Friday, March 27, 2015
As we prepare for this week of worship in the congregation, it’s hard to find adequate words to describe the very meaning of everything we will do. We have been through Holy Week before and we know that there is significance to our movement, prayers, readings and songs. It is significant that we do this together and across the generations. I am grateful for the patterns established over the ages so what we do in these days create ample space for our human emotions and longings. I am always surprised by what chords in me are touched by the community of faith at worship during Holy Week.

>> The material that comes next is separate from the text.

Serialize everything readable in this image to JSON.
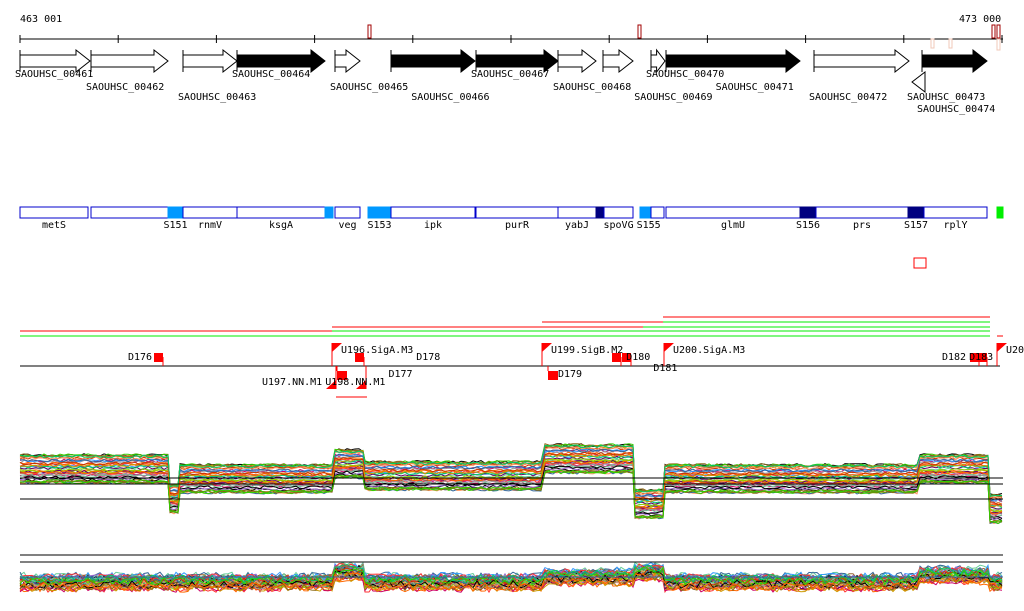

There is largeness to the Gospels when it comes to the passion. In some ways the best we can do is to listen and let the story move once again in our hearts and our minds. There is a prayerful kind of response that finds its way among us that corresponds to a story that powerfully speaks to the great lengths God goes to be present for us. We come to the foot of the cross and see God’s actions of mercy in Jesus that touch the hurts of the world and stir within us a good hope for all things.
Sunday we will enter into worship by a procession with palms. We will read the Processional Gospel from the garden patio. Children and youth will assist us in waving palms, banners and singing praises – all to help us recall Jesus’ triumphal entry into Jerusalem. Drums will set a simple rhythm for our procession which will take us to the entrance of the sanctuary for the blessing of the palms.
The procession will then continue into the sanctuary as we prepare for the reading of the Passion of the Lord according to Mark led by our youth. The congregation will share in the reading both in its hearing and in selected spoken responses. In this way we will be ministered to by the Word and anticipate our opportunities in the days ahead to contemplate the way of the cross and the light of the resurrection.
He came from his blest throne salvation to bestow;
the world that was his own would not its Savior know.